Bila dia guru Bahasa Inggris, dia bisa membuat anak jago cas cis cus berbahasa Inggris tanpa bantuan English COurse yang menjamur di Indonesia ini... Ini hal yang sangat teramat paling kusayangkan... Aku belajar bahasa Inggris dari SMP, tapi kenapa kemampuan
bahasa Inggrisku ya pas2an aja... baru tertantang ketika akhirnya ikut kursus di salah satu lembaga kursus di Jakarta...
6 tahun belajar bahasa Inggris di sekolah lhooo???? apa gunanya gitu lhooo?

dsb dsb...

Dan tentunya pendidikan agama... tidak hanya membuat orang bisa sholat... tapi bisa menetahu mana yang benar dan mana yang salah
sesuai dengan tujuan sholat itu.... bukan hanya membuat orang hapal ayat2 al-quran tapi tertantang untuk menggali ilmu
yang begitu luas yang ada di dalam kitab suci itu... dan tentunya dengan pendidikan agama ini, menjadi modal dasar untuk
seseornag berperilaku terhadap orang tua, guru, teman, lingkungan dan masa depan...
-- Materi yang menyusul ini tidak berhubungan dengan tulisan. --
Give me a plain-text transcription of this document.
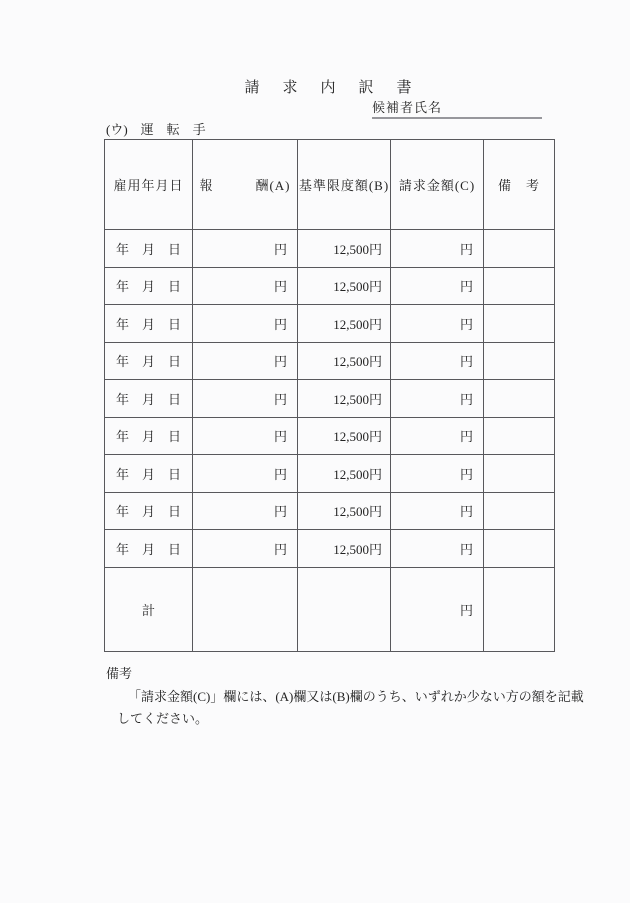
請　求　内　訳　書
候補者氏名
(ウ)　運　転　手
雇用年月日	報　　　酬(A)	基準限度額(B)	請求金額(C)	備　考
年　月　日	円	12,500円	円	
年　月　日	円	12,500円	円	
年　月　日	円	12,500円	円	
年　月　日	円	12,500円	円	
年　月　日	円	12,500円	円	
年　月　日	円	12,500円	円	
年　月　日	円	12,500円	円	
年　月　日	円	12,500円	円	
年　月　日	円	12,500円	円	
計			円	
備考
「請求金額(C)」欄には、(A)欄又は(B)欄のうち、いずれか少ない方の額を記載
してください。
Yes I know, itu semua tidak mudah... Apalagi kalo mengharapkan semua siswa yang berada dalam 1 kelas (biasanya lebih dari 30 siswa)
bisa menjadi seperti itu... Yah paling nggak bisa dibuat target... misalnya 20% dari siswa yang ada di kelas bisa memenuhi tujuan
dari setiap guru...

Itu semua mengenai harapanku mengenai dunia pendidikan jika sistemnya masih seperti saat ini...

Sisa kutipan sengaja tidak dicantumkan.